Cristo Redentore (Brasile)
Alta 30 metri, con le braccia aperte che abbracciano la baia di Rio de Janeiro, la statua del Cristo Redentore è uno dei simboli più noti del Brasile. Costruita negli anni ’30 del Novecento sul monte Corcovado, rappresenta un messaggio universale di pace e accoglienza. Ogni anno milioni di pellegrini e turisti salgono fin lassù per ammirarne la bellezza e il panorama mozzafiato
Machu Picchu (Perù)
Avvolta tra le nebbie delle Ande e la vegetazione della foresta amazzonica, Machu Picchu è un’antica città inca rimasta nascosta per secoli.
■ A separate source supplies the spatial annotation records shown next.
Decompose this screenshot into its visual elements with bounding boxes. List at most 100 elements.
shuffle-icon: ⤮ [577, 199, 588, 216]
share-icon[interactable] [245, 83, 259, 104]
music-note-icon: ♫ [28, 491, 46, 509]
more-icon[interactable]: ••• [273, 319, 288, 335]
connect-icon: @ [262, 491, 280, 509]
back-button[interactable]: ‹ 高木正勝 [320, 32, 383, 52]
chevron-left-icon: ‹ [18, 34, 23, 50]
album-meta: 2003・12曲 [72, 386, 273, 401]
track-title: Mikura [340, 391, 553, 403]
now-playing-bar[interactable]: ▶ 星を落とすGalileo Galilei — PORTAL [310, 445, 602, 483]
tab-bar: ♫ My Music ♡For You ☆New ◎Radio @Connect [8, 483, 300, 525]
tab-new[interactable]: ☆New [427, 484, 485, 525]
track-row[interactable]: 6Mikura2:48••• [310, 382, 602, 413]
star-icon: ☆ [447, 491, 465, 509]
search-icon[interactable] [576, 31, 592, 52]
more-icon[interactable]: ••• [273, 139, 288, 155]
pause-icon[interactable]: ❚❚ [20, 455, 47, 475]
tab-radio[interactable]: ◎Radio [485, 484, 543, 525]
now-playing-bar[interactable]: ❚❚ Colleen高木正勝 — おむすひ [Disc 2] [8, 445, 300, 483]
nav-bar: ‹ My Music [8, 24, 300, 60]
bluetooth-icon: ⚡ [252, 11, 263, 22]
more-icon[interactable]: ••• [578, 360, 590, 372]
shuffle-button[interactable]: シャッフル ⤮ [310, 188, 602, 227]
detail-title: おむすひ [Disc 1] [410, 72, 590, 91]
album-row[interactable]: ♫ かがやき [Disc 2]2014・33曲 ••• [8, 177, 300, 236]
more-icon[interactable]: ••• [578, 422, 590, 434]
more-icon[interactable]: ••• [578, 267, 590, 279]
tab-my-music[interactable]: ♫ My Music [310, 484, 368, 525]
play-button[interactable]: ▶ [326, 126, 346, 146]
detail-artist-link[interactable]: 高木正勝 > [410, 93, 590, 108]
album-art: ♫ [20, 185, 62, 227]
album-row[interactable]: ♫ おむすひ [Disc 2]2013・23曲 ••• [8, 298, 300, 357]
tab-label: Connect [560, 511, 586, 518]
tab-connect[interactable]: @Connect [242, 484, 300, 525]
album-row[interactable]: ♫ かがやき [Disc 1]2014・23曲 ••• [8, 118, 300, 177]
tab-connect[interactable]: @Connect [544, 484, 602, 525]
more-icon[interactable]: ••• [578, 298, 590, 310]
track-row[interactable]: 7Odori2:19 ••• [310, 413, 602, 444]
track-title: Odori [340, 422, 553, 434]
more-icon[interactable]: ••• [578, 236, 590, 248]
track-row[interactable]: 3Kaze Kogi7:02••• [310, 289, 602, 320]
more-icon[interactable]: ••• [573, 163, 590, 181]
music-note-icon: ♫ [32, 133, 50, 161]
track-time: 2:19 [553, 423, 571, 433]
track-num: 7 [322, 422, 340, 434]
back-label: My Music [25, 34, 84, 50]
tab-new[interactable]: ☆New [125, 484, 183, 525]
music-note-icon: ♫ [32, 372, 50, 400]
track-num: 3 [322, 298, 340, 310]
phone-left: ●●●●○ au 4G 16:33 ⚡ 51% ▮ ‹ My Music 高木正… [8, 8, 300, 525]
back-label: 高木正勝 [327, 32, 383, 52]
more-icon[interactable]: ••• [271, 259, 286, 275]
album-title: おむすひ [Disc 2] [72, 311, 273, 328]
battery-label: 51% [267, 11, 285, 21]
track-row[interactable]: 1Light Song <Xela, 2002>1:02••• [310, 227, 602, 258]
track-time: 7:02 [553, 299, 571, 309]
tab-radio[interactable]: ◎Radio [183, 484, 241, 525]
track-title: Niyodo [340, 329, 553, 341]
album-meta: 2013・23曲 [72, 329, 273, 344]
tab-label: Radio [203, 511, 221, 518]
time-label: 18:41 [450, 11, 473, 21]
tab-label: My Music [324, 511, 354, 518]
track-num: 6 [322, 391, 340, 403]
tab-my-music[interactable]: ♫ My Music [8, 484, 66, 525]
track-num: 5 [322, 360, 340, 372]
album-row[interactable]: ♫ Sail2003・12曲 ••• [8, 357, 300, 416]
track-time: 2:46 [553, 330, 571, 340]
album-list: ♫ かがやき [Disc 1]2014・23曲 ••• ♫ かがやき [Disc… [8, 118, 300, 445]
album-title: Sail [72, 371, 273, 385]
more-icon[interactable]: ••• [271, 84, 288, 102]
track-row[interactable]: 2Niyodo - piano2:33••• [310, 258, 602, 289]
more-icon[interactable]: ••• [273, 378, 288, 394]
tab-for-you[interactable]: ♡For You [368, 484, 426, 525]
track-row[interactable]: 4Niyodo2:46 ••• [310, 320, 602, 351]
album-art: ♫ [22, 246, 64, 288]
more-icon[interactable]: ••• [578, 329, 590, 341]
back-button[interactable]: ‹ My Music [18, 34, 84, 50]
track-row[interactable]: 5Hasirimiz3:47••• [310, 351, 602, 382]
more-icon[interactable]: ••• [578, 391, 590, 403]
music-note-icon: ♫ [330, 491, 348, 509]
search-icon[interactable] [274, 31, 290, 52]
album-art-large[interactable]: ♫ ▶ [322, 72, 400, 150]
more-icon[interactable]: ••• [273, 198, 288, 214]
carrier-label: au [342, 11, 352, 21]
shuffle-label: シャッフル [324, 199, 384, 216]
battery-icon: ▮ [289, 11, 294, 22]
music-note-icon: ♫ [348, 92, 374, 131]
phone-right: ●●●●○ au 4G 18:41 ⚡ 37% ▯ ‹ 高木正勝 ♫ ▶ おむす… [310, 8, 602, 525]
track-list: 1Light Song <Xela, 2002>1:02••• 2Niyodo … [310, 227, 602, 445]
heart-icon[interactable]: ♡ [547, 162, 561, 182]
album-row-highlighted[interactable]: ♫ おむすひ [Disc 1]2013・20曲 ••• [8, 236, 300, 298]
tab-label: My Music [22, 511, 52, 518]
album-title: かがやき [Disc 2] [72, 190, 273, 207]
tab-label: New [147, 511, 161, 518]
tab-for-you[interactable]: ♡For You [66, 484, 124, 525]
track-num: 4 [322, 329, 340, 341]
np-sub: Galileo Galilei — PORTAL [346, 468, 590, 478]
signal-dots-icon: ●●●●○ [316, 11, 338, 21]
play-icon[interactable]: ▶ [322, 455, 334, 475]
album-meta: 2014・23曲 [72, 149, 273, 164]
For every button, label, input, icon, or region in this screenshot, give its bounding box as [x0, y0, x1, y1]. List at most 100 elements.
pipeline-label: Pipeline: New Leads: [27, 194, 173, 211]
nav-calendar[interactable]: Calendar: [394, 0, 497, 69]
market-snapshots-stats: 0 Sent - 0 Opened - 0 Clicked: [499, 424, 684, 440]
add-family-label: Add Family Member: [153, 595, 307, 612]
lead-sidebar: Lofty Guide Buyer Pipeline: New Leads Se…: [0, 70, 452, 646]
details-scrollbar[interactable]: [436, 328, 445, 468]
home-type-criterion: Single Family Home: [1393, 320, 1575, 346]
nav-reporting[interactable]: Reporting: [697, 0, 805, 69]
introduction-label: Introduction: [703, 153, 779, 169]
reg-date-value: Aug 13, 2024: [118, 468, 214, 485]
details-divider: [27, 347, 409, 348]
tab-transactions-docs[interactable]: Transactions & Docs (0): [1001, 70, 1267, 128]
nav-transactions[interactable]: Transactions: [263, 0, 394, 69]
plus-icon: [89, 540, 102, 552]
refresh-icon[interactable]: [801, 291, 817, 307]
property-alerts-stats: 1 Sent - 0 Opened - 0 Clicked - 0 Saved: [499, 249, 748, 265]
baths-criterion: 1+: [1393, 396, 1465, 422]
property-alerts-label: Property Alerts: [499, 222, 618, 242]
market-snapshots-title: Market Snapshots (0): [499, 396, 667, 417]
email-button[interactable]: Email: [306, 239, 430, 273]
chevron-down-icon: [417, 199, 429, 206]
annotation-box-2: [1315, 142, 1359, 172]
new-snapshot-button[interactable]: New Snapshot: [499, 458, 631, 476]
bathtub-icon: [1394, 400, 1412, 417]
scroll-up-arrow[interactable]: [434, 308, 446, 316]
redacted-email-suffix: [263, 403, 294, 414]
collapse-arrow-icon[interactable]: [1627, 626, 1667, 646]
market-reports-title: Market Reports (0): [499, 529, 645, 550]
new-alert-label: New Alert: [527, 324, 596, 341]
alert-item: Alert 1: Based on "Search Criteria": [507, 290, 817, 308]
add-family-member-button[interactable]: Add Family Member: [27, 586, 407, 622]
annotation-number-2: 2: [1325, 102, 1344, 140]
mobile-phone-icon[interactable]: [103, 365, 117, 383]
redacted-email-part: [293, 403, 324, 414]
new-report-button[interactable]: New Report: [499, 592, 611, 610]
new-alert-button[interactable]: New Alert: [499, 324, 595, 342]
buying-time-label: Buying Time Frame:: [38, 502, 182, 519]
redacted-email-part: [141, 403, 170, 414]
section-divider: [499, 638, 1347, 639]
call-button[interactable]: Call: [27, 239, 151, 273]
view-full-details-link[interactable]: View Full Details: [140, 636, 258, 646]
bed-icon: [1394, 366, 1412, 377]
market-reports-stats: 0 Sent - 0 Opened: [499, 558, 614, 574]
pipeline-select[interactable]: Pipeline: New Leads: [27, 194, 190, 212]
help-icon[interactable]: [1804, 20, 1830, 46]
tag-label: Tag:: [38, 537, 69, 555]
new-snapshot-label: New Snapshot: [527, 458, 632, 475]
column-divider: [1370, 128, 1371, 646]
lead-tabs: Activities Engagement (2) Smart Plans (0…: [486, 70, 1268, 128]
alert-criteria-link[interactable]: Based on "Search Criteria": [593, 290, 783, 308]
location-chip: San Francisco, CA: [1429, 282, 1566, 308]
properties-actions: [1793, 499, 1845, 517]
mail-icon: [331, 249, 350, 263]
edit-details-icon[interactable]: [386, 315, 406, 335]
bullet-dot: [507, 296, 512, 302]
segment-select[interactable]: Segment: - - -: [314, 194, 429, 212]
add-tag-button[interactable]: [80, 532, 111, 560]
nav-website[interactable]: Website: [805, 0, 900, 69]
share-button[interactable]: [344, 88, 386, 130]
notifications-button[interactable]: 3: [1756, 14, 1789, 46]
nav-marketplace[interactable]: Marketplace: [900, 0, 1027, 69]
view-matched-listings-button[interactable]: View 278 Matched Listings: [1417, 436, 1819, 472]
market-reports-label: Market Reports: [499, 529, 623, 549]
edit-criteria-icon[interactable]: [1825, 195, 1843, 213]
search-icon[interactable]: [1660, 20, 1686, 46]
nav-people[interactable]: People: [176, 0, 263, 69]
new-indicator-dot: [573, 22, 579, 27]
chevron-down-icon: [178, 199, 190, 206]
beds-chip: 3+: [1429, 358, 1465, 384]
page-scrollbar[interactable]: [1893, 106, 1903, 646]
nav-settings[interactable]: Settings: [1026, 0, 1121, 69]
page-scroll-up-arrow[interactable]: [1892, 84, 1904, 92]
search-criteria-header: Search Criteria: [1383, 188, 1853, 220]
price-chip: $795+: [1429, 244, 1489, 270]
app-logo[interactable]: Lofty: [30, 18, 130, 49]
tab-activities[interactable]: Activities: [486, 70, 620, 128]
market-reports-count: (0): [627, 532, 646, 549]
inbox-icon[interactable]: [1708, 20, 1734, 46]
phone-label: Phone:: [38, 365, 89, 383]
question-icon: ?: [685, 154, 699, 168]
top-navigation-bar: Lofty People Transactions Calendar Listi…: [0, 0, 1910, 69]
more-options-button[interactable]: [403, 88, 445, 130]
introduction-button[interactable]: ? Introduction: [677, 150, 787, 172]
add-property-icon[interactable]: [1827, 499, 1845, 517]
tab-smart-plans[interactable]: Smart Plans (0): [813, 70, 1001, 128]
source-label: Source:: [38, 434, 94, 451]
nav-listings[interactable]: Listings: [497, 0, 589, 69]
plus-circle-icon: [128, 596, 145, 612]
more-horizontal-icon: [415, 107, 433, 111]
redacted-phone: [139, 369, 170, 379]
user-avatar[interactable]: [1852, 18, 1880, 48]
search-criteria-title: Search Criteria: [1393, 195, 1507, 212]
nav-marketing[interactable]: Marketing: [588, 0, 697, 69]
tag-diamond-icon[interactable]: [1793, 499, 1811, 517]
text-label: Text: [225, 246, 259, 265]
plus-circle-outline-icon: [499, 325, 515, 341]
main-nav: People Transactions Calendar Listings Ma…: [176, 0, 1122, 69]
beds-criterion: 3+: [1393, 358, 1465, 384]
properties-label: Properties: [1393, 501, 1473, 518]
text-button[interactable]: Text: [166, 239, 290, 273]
Il suo fascino deriva tanto dall’ingegnosità architettonica quanto dal mistero che ancora avvolge la sua funzione originaria. Considerata un luogo sacro, oggi è uno dei siti archeologici più iconici dell’America Latina.
Chichén Itzá (Messico)
Nel cuore della penisola dello Yucatán si trova uno dei più importanti centri cerimoniali della civiltà maya. Il sito di Chichén Itzá è celebre per la piramide di Kukulkan, dove durante gli equinozi si verifica un fenomeno ottico che simula la discesa di un serpente lungo i gradini. Un’opera che dimostra l’avanzata conoscenza astronomica e matematica dei Maya.
Colosseo (Italia)
Non poteva mancare nella lista il simbolo di Roma: il Colosseo. Costruito nel I secolo d.C., è l’anfiteatro più grande mai realizzato e il miglior esempio di architettura romana. Un tempo teatro di lotte tra gladiatori e spettacoli pubblici, oggi è un’icona del patrimonio italiano e un richiamo turistico mondiale.
Taj Mahal (India)
Costruito dall’imperatore Shah Jahan in memoria della moglie Mumtaz Mahal, il Taj Mahal, è un mausoleo di marmo bianco che unisce influenze persiane, indiane e islamiche. Perfetta simmetria, minareti slanciati e una cupola che si riflette in un’ampia vasca: il Taj Mahal è la celebrazione eterna dell’amore e dell’arte.
Le Sette Meraviglie del Mondo Moderno rappresentano civiltà diverse, epoche lontane e valori universali. Vederle tutte, dunque, è più di una lista da spuntare, è un’esperienza culturale e spirituale che arricchisce lo sguardo sul mondo e sulla storia dell’umanità.